L’antispecismo sviluppatosi a partire da questi presupposti non è un movimento con caratteristiche omogenee ma le sue varie correnti hanno in comune il riconoscimento che a tutti gli  animali  sono portatori di diritti, prima di tutto quello  di condurre un’esistenza  dignitosa e conforme alla propria natura.

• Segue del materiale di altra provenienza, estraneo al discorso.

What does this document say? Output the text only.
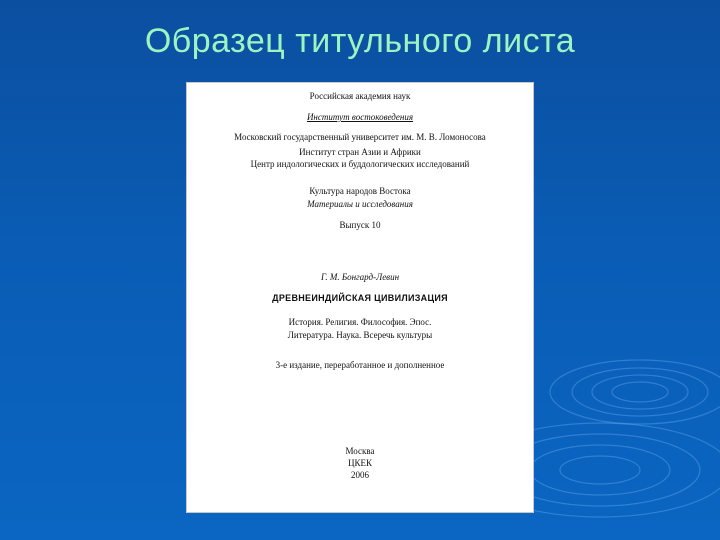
Образец титульного листа
Российская академия наук
Институт востоковедения
Московский государственный университет им. М. В. Ломоносова
Институт стран Азии и Африки
Центр индологических и буддологических исследований
Культура народов Востока
Материалы и исследования
Выпуск 10
Г. М. Бонгард-Левин
ДРЕВНЕИНДИЙСКАЯ ЦИВИЛИЗАЦИЯ
История. Религия. Философия. Эпос.
Литература. Наука. Всеречь культуры
3-е издание, переработанное и дополненное
Москва
ЦКЕК
2006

L’antispecismo che semplificando definiremo riformista e gradualista, punta in sostanza innanzitutto a porre le basi per un miglioramento della condizione degli animali non umani mentre altre correnti più radicali teorizzano la necessità di perseguire, anche con forme di lotta molto dure, la totale e immediata liberazione di tutti gli i animali da qualsiasi forma di oppressione. “Il razzista viola il principio di eguaglianza attribuendo maggior importanza ai membri della sua razza (…). Il sessista viola il principio di eguaglianza favorendo gli interessi del proprio sesso. Analogamente lo specista permette che gli interessi della sua specie prevalgano su interessi superiori dei membri di altre specie. Lo schema è lo stesso in ciascun caso ” Sulla base di questa analisi portata già avanti negli anni ’70 da Peter Singer, un altro dei pionieri della teoria e della pratica antispecista.  Il cosiddetto antispecismo politico  non si limita a denunciare le varie forme di oppressione animale ma considera  le proprie lotte come parte di tutte le lotte di liberazione sociali  e politiche; se infatti  le varie forme di oppressione sono fra di loro collegate, tale legame deve essere proprio anche delle lotte per liberarsene.

Si possono condividere o meno le teorie antispeciste nelle loro varie sfumature ma non si possono eludere le tematiche che esse evidenziano; considerare gli animali non umani come puri strumenti al servizio degli esseri umani non è solo un pregiudizio antiscientifico ma la base di un consolidato modello economico-sociale profondamente distruttivo e alla fine nocivo anche per la sopravvivenza degli esseri umani.

Il riconoscimento dei diritti fondamentali di tutti gli animali sarà dunque un passaggio imprescindibile della liberazione umana. Parafrasando un noto slogan femminista non è possibile nessuna liberazione umana senza liberazione degli altri animali e viceversa.

Quelle che appaiono, per dirla con Freud, dolorose ferite del narcisismo umano, risultano in  realtà  percorsi necessari per realizzare un’umanità compiuta.